Not an alien Book of the Dead, but more a Furling Kama Sutra, in astonishing and sometimes blessedly incomprehensible depth, detail and deliberation. Somehow, Daniel thought as he flicked through the opening paragraphs - all methodology, dry and verbose and oh so innocently giving no hint of what was inside - he shouldn't have been surprised.
He was obviously going to have to hone his arguments about relevant applications with contemporary offworld civilizations, but that wouldn't be hard. The principal was the same, even if the source material was about sex rather than death.
Robert paused, shrugged and gave a half-smile. "It's all in there. I'll leave you to it, oh, and Daniel...?"
He looked up.
"Maybe I don't get on with him - with them - and I guess I hope they're back soon. But -"
"Don't invite them?"
"Uhh, yeah."
"I won't."
"Great, great. I'll just... come back tomorrow then." He gave a slight wave, and left, probably already trying to work out how they were going to do this.
Daniel lay back, ignoring the slight pain from his scar, and picked out the page in which SGC staff had spent weeks tracing the complexities of symbolism and graphic representation (unfortunate terminology there, yes) for a myriad of alien expressions for various forms of...
Oh, now that was fascinating. He read a little more, trying to imagine... no. Physically impossible, at least for humans or any other race he knew of. Which meant a new (totally new, as his normally vivid imagination faltered and failed) physiology for xenobiologists to get excited over, and that would bring the life science division in on his and Robert's side.

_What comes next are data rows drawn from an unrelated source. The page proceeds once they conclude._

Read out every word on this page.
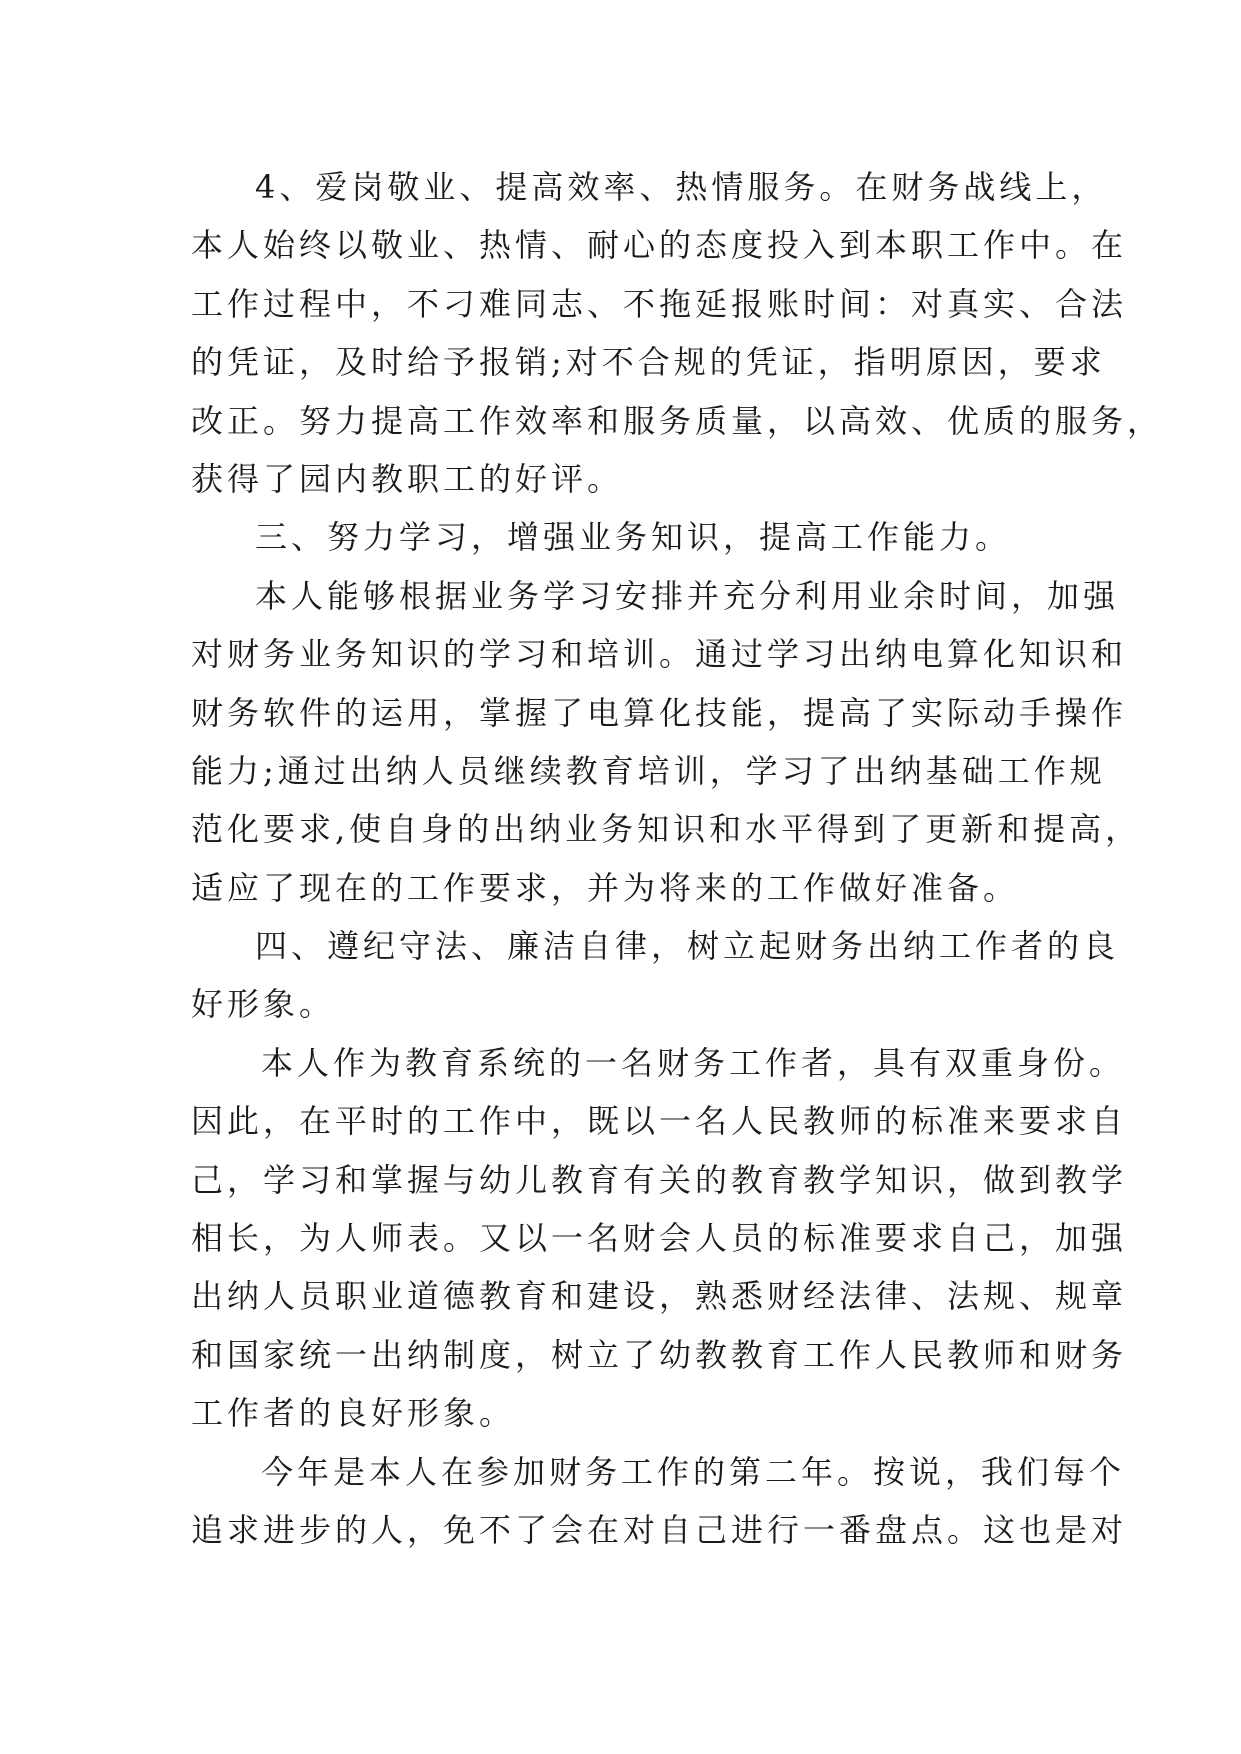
4、爱岗敬业、提高效率、热情服务。在财务战线上，
本人始终以敬业、热情、耐心的态度投入到本职工作中。在
工作过程中，不刁难同志、不拖延报账时间：对真实、合法
的凭证，及时给予报销;对不合规的凭证，指明原因，要求
改正。努力提高工作效率和服务质量，以高效、优质的服务，
获得了园内教职工的好评。
三、努力学习，增强业务知识，提高工作能力。
本人能够根据业务学习安排并充分利用业余时间，加强
对财务业务知识的学习和培训。通过学习出纳电算化知识和
财务软件的运用，掌握了电算化技能，提高了实际动手操作
能力;通过出纳人员继续教育培训，学习了出纳基础工作规
范化要求,使自身的出纳业务知识和水平得到了更新和提高，
适应了现在的工作要求，并为将来的工作做好准备。
四、遵纪守法、廉洁自律，树立起财务出纳工作者的良
好形象。
本人作为教育系统的一名财务工作者，具有双重身份。
因此，在平时的工作中，既以一名人民教师的标准来要求自
己，学习和掌握与幼儿教育有关的教育教学知识，做到教学
相长，为人师表。又以一名财会人员的标准要求自己，加强
出纳人员职业道德教育和建设，熟悉财经法律、法规、规章
和国家统一出纳制度，树立了幼教教育工作人民教师和财务
工作者的良好形象。
今年是本人在参加财务工作的第二年。按说，我们每个
追求进步的人，免不了会在对自己进行一番盘点。这也是对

And at least they could now spell fornication in Furling now. And he would never admit it to Jack - or Sam or Teal'c - or Hammond or even Robert himself - but to himself? Yes, honestly - whether from linguistic passion or a galactically-honed sense of the ridiculous - he actually loved the fact that they could.
He sent a mental note of thanks to Robert, and all of the people who had at least tried to help him through this week, then settled down to read, knowing that he really could lose himself in the words, almost deep enough to forget the worry, maybe long enough that they'd come home and the worry would be over.
Maybe a Rosetta Stone in Outer Space wasn't such a bad idea after all.